Following is a list of the most frequently violated minimum standards reported by investigators:

(a) An irrigation contractor shall design the layout of heads and other emission devices to reduce evaporation loss, reduce surface run-off and limit overspray across or onto a street, public driveway or sidewalk, parking area, building, fence, or adjoining property.
(c) An irrigation contractor shall design sprinkler head spacing with an approximate "head-to-head" coverage, unless the coverage is designed for wind derating. Wind derating shall be based on wind criteria for the time period that the system is normally operated.
(d) An irrigation contractor shall use separate station/zones (hydrozones) for areas with dissimilar environmental conditions or dissimilar water or scheduling requirements. These conditions include sun exposure, plant type, soil type, varying wind conditions, grades, and dimensional issues. When not practicable due to accessibility, dimensional issues or other constraints, practical modifications to this standard are acceptable.
(s) An irrigation contractor shall use valve boxes that are large enough to allow for easy maintenance of the valve housed inside. Valve boxes shall be at least 10 inches in diameter for both manual and automatic valves.
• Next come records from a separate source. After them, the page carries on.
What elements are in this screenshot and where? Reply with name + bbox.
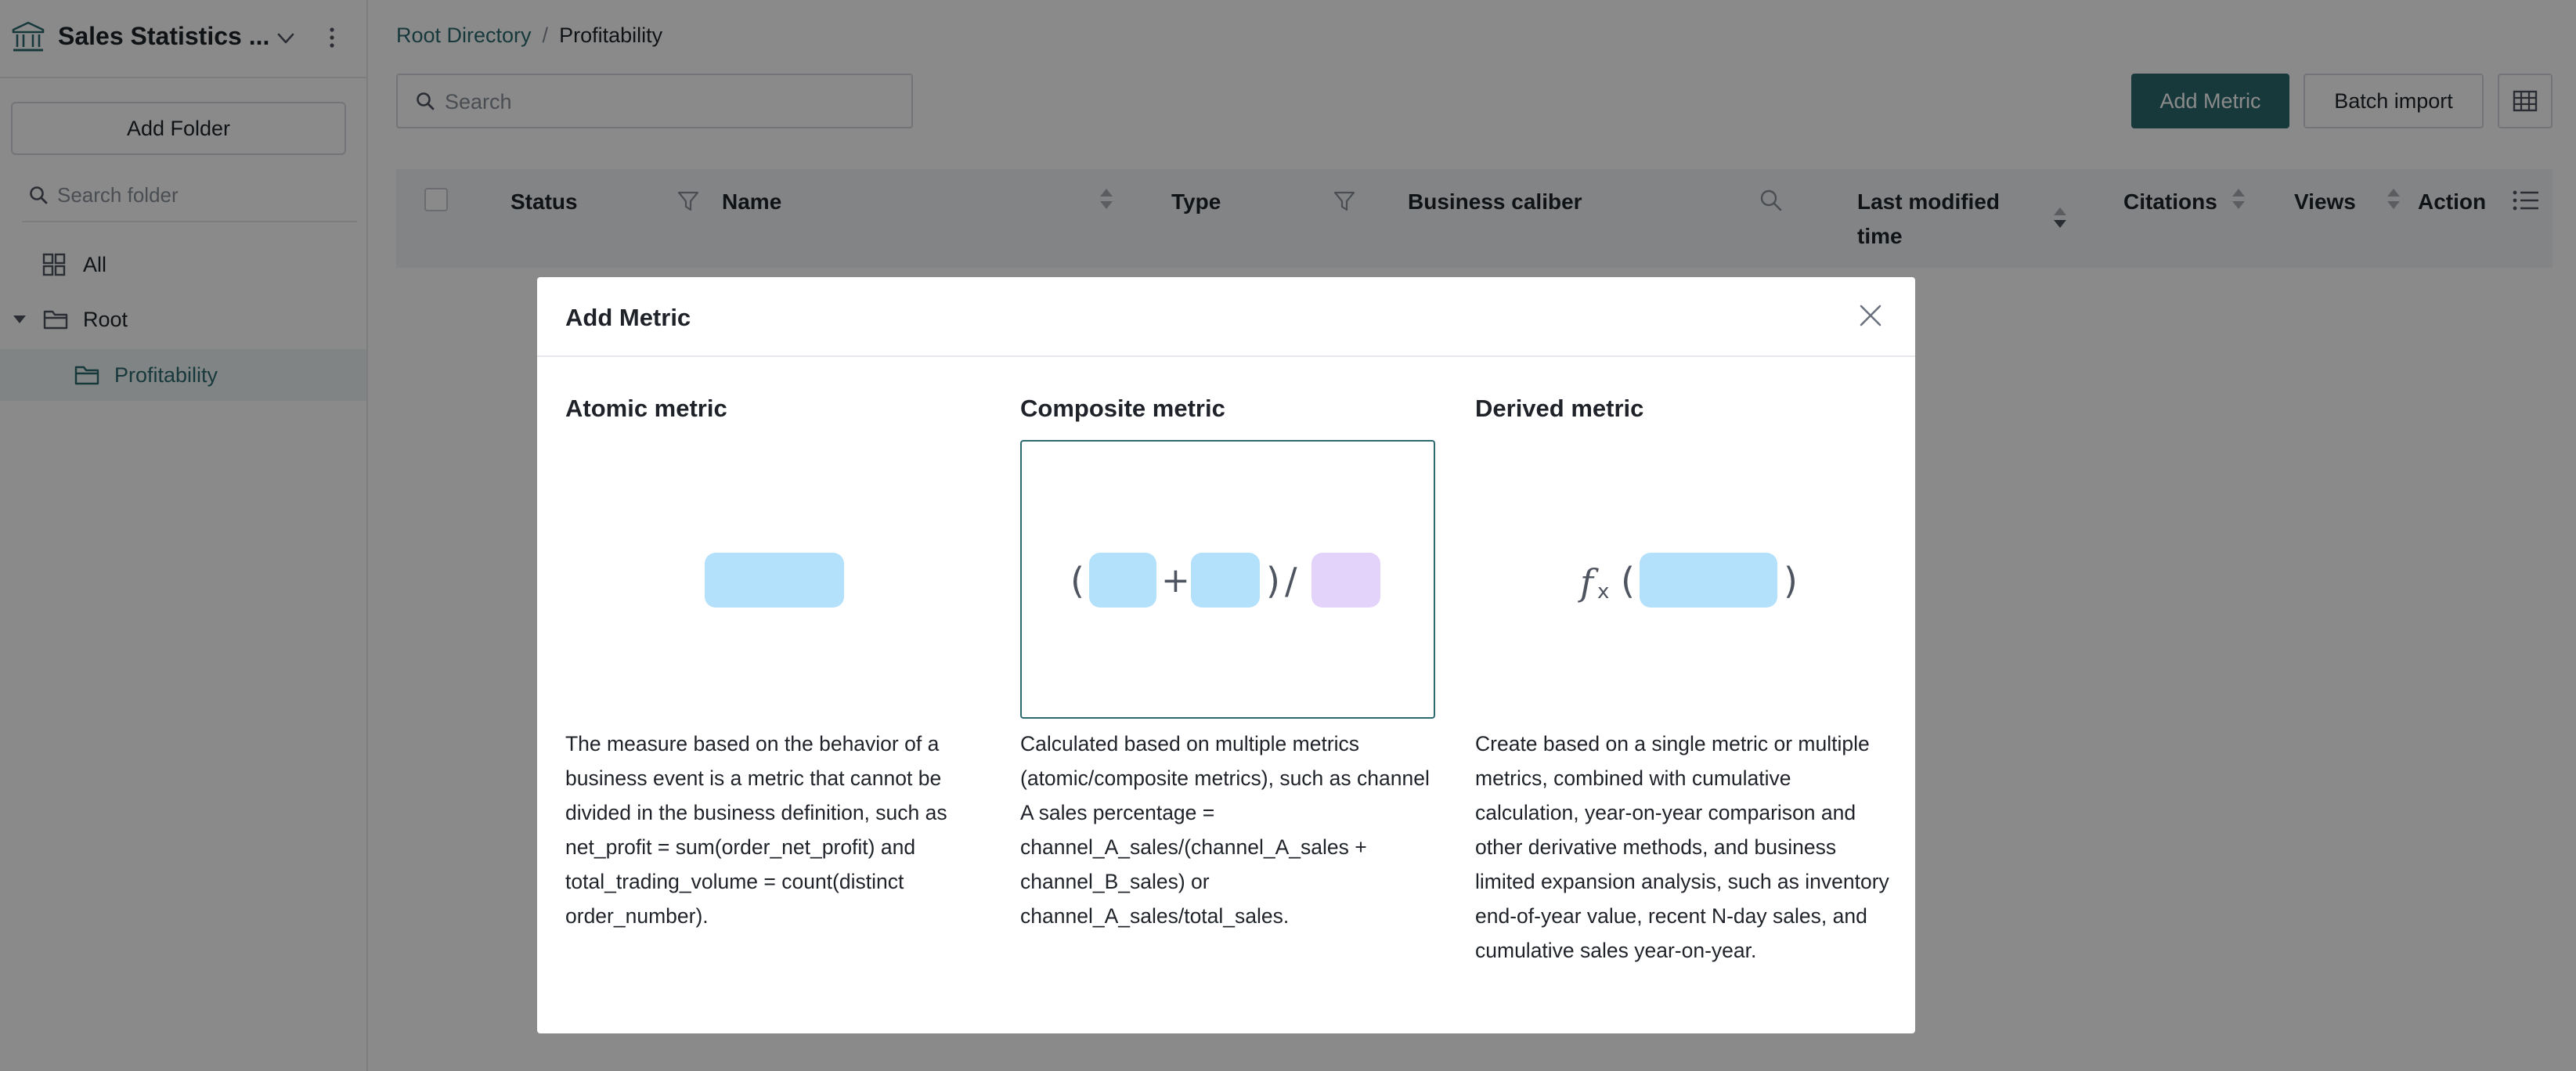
composite-diagram: ( + ) /	[1070, 553, 1380, 608]
add-metric-dialog: Add Metric Atomic metric The measure bas…	[537, 277, 1915, 1033]
option-description: Calculated based on multiple metrics (at…	[1020, 732, 1430, 928]
svg-text:+: +	[1161, 561, 1190, 600]
derived-metric-illustration[interactable]: f x ( )	[1475, 440, 1890, 719]
svg-text:): )	[1266, 560, 1280, 602]
function-icon: f x	[1578, 561, 1609, 604]
svg-text:(: (	[1070, 560, 1084, 602]
option-title: Composite metric	[1020, 395, 1225, 422]
option-title: Atomic metric	[565, 395, 727, 422]
option-description: The measure based on the behavior of a b…	[565, 732, 947, 928]
option-atomic-metric[interactable]: Atomic metric The measure based on the b…	[565, 357, 980, 1030]
svg-text:x: x	[1597, 580, 1609, 604]
option-derived-metric[interactable]: Derived metric f x ( ) Create based on a…	[1475, 357, 1890, 1030]
svg-text:f: f	[1578, 561, 1599, 604]
svg-text:): )	[1784, 560, 1798, 602]
close-icon[interactable]	[1857, 302, 1884, 329]
option-title: Derived metric	[1475, 395, 1644, 422]
dialog-title: Add Metric	[565, 304, 691, 331]
dialog-header: Add Metric	[537, 277, 1915, 357]
option-composite-metric[interactable]: Composite metric ( + ) / Calculated base…	[1020, 357, 1435, 1030]
svg-text:(: (	[1621, 560, 1635, 602]
svg-text:/: /	[1285, 560, 1297, 602]
derived-diagram: f x ( )	[1578, 553, 1798, 608]
composite-metric-illustration[interactable]: ( + ) /	[1020, 440, 1435, 719]
atomic-metric-illustration[interactable]	[565, 440, 980, 719]
atomic-diagram	[705, 553, 844, 608]
option-description: Create based on a single metric or multi…	[1475, 732, 1889, 962]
(c) The maximum spacing between sprinklers must not exceed the radius listed in the manufacturer's specifications.
(e) Irrigation systems shall not spray water onto or over surfaces made of concrete, asphalt, brick, wood or any other continuous impervious material, such as walls, fences, sidewalks and streets. The irrigation system may spray water onto such surfaces due to irregularly-shaped hardscapes, wind drift or fixed spray patterns of sprinklers.

(b) The irrigation contractor shall, upon completion of any irrigation system or addition to an existing irrigation system provide an owners manual to the owner of owner's representative containing the following:

(7) The irrigation record drawing that accurately portray the site, and is legible and reproducible. Site information shall include all development (e.g. building edges, walks, walls, roads,), irrigated areas, turf areas, and planted areas. The drawings shall show the sprinkler system as it is installed. An irrigation contractor shall include locations and product information regarding the location of the emergency shut-off valve, meters, backflow devices, valves, controllers, pumps, wire paths, wire splice locations and main line piping. All manual and automatic valve locations shall be shown with actual measurements to permanent reference points so they may be easily located in the field. Examples of permanent reference points include buildings, drainage inlets, sidewalks, curbs, light poles. The statement, "This irrigation system has been designed and installed in accordance with all applicable state and local laws, ordinances, rules, regulations or orders. I have tested the system and determined that it has been installed according to the Irrigation Plan and is properly adjusted for the most efficient application of water at this time" shall be included in the irrigation drawing record. The irrigation contractor shall provide a plan to scale that includes locations and product information regarding the lateral piping, sprinklers, and rain switches or sensors.